Hello Everyone,
i want to create new email server with fedora , anyone can help me with the vedio or artical step by step to do that after installation the fedora ??
I hate to say it, but installing an email server is no easy task. There are over half a dozen packages to install and configure.
I had wanted to do the same thing, however I ended up buying a domain name which includes hosted email for around $14Euro per year.
What’s your use case? Do you want to just send mail? Send and receive mail? Send, receive and store mail?
Are you looking to do this on a dedicated server/VM? On your desktop? On your laptop? On a VPS/cloud image?
Do you want/need to run your own domain for email? How do you want to access incoming email (via an email client like mutt or Thunderbird? Via web browser? Both?)
As @theprogram mentioned, there are a variety of packages and tools that need to be installed and configured.
It’s not incredibly complicated, but it’s not just installing a package or two either. You’ll need to set up mail servers (both to send/receive and store emails)), set up and configure spam filtering, users, SPF/DKIM as part of configuring DNS and a number of other tasks as well.
If you answer the questions above, I (and likely others) can help to point you in the right direction.
Per your request, check these out. Perhaps they’ll be helpful:
- i want Send, receive and store mail.
- i will do that on VM.
- till now i need to run 1 domain for email and i want to access incoming email via Outlook
and web browser.
I’ve created over 600 mail servers, mostly running under AlmaLinux (since redhat killed CentOS) and I also have two Fedora-based mail servers.

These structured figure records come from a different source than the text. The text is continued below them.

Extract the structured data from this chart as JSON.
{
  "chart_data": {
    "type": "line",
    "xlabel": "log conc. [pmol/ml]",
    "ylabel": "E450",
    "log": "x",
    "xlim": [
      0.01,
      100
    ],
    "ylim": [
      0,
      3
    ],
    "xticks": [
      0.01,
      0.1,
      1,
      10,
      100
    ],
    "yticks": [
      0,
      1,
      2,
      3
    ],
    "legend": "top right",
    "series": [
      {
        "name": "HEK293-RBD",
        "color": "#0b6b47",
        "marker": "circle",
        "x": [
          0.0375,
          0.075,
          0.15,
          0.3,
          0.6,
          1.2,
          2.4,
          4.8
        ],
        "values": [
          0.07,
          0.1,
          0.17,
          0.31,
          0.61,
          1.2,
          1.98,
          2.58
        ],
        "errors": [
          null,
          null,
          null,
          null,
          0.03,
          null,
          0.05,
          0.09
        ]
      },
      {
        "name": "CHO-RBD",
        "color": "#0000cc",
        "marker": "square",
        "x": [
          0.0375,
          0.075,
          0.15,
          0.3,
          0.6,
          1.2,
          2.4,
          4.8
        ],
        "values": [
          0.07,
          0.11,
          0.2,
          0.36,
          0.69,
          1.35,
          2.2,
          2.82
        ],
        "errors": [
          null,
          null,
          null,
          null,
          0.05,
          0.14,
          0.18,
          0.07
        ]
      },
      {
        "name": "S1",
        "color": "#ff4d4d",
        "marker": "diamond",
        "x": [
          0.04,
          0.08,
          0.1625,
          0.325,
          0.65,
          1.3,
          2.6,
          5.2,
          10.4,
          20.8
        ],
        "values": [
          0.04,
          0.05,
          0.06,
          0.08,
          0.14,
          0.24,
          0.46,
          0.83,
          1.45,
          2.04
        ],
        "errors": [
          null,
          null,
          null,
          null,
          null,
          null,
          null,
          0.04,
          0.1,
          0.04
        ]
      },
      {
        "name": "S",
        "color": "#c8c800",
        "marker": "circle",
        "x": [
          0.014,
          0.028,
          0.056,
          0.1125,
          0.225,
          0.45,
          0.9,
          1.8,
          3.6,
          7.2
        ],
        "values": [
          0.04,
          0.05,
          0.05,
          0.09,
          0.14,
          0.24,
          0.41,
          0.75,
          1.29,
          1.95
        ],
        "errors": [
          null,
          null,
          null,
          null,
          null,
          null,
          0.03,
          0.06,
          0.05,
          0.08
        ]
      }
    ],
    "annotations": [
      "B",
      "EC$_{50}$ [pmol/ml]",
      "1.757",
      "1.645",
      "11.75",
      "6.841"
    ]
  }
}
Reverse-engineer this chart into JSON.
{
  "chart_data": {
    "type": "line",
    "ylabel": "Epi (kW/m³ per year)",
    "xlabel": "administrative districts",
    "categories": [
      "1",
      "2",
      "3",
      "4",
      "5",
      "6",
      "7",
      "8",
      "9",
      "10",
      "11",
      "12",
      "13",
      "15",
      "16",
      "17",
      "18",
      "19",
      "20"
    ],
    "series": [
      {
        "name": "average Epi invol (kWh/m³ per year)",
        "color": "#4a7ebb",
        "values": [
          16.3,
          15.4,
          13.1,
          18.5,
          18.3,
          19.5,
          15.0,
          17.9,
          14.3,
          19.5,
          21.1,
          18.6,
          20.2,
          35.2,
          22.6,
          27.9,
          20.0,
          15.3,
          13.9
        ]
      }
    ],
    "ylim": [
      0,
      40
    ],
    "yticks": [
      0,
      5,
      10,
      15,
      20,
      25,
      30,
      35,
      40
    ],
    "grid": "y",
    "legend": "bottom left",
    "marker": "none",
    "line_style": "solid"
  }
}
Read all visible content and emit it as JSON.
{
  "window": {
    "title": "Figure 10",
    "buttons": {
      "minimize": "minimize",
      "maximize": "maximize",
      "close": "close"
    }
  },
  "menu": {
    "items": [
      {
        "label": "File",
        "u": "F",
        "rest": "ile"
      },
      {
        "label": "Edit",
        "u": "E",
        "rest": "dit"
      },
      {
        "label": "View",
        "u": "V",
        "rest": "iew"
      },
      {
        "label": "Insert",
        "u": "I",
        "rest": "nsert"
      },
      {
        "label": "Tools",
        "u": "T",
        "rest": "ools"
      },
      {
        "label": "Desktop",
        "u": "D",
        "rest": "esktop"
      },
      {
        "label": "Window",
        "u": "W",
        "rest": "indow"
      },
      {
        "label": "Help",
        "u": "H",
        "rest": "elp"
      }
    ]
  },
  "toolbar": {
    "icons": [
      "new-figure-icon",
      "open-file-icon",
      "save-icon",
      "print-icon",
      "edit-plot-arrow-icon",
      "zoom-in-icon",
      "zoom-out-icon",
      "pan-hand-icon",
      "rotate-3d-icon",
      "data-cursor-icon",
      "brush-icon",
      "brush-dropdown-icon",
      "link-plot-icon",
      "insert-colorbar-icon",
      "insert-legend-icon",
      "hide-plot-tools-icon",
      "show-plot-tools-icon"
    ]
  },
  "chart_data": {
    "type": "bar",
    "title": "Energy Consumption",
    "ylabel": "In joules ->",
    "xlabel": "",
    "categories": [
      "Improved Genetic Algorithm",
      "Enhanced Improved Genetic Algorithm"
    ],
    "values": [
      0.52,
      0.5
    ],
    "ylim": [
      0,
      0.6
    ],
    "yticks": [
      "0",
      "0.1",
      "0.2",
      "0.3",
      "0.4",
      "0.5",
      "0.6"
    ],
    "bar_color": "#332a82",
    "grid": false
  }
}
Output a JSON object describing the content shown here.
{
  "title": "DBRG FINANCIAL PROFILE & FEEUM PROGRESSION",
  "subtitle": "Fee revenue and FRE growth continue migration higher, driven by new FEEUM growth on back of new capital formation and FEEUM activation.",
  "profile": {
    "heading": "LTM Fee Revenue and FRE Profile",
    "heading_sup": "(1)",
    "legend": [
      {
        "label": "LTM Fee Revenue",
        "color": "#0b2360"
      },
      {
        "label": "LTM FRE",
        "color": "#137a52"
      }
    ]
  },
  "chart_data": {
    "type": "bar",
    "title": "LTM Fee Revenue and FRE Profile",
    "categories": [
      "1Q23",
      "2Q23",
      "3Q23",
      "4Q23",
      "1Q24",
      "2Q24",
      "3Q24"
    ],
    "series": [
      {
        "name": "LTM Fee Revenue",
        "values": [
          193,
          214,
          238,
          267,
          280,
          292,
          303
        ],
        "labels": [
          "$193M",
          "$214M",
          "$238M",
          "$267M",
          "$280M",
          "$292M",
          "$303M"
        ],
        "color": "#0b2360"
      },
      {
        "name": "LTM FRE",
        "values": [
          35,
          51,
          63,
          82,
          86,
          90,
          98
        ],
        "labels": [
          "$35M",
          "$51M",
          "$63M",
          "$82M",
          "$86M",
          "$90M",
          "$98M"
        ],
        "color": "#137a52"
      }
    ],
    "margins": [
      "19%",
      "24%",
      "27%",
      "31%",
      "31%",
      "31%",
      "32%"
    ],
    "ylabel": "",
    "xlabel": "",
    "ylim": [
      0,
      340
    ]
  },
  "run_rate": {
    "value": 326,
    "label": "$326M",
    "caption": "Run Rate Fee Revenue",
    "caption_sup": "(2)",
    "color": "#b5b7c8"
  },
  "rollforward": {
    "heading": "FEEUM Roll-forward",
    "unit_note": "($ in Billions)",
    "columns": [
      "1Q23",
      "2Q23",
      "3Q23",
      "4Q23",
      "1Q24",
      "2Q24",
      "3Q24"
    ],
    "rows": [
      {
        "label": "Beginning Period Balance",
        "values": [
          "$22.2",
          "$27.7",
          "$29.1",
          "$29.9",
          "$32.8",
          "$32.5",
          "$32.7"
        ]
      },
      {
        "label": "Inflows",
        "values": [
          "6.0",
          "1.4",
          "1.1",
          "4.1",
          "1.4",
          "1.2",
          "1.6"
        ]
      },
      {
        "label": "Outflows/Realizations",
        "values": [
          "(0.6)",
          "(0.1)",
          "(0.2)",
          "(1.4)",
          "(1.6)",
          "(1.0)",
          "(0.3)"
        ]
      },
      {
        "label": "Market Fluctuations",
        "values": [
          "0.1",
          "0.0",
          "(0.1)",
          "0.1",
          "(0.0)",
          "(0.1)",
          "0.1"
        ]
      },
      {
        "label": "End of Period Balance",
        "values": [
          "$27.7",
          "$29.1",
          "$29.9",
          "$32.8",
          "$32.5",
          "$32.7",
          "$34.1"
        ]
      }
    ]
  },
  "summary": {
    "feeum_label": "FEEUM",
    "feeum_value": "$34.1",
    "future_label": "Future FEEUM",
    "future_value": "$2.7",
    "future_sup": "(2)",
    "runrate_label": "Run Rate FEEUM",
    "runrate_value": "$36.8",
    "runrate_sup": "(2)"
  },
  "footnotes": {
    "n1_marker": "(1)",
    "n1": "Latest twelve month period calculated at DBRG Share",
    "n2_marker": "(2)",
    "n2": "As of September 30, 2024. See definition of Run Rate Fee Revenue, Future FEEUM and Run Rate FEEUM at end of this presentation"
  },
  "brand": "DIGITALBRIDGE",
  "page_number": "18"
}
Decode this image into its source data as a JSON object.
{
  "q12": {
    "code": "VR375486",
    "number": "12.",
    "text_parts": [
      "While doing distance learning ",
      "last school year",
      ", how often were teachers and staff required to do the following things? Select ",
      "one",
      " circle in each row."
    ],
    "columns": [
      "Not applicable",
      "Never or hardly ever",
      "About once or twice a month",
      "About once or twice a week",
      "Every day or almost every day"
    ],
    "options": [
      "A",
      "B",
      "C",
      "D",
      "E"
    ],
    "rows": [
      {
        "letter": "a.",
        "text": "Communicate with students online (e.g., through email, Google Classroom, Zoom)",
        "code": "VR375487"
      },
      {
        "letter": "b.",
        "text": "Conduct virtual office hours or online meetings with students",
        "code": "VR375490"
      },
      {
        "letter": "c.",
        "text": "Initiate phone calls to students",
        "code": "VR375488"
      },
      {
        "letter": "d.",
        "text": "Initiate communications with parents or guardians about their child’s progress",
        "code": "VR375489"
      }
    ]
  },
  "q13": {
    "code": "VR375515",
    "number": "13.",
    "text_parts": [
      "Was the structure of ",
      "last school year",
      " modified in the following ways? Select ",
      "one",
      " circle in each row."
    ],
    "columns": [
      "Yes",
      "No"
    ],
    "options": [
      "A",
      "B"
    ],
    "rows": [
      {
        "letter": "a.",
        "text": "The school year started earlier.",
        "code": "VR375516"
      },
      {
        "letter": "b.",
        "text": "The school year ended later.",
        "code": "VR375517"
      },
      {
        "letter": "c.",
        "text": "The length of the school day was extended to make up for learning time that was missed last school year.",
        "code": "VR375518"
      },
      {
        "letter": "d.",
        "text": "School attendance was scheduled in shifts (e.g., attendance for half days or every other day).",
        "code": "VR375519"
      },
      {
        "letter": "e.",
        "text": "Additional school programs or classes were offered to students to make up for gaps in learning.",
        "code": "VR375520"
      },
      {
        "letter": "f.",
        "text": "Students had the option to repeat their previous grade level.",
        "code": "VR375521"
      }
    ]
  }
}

I use this little email hosting tool for the job: aetolos / aetolos · GitLab
Personally, I use sendmail (I’d note that this is not a popular choice – Postfix and EXIM are more popular these days – but I’ve been running my own mail server since the 1990s – and if it ain’t broke, why fix it?) to send/receive emails with spamassassin and OpenDKIM.
I use dovecot to store email and I access it via an email client (I use Thunderbird, but Dovecot supports Outlook via IMAP).
[quote[
- till now i need to run 1 domain for email and i want to access incoming email via Outlook
and web browser.
As I mentioned, I use dovecot which is quite configurable and widely supported.
I’ve used roundcube for web access in the past, and it worked nicely.
You might also consider an “all in one” solution like Mail-in-a-Box (https://mailinabox.email/ ) too. I haven’t used it, but folks seem to like it.
Running your own mail server protects your privacy and gives you control. I heartily recommend it!
How do you configure DKIM?
Is this kind of auth necessary?
The short answer is yes.
I started using DKIM five or six years ago, as it’s useful for both sending (confirming, via crypotographic hash, that the IP address sending the emails is authorized to do so) and receiving (verifying, via the hash provided, that the IP address sending to me is authorized to do so).
Many of the big boys (gmail, MS, etc.) require this these days.
I’d already been using SPF, so it wasn’t such a big leap to use DKIM as well.
Both do require you to have control of the DNS for your domain, as you need to add ‘TXT’ records that recipient email servers will query.
DKIM is simple enough to set up. Install the software (as I mentioned, I use OpenDKIM), configure as documented, create the public/private key pair, add the public key to your DNS zone and point your mail server at the private key.
See OpenDKIM for more details.
I’d also suggest familiarizing yourself with DMARC and its various (SPF and DKIM included) components. cf. https://dmarc.org/ and RFC 7489: Domain-based Message Authentication, Reporting, and Conformance (DMARC). Tools/docs available here too: How to Create an SPF Record (or Modify It)
Details around setting up SPF can be found here:
HTHAL.
I use OpenDKIM and OpenDMARC, unfortunately, they are both dead projects with no active maintainers.
Someone posted on the postfix mailing list, a few years ago, that there is an owner for both projects but he is not a developer and not working on them actively.
I think most code changes are being made by the RPM package maintainers.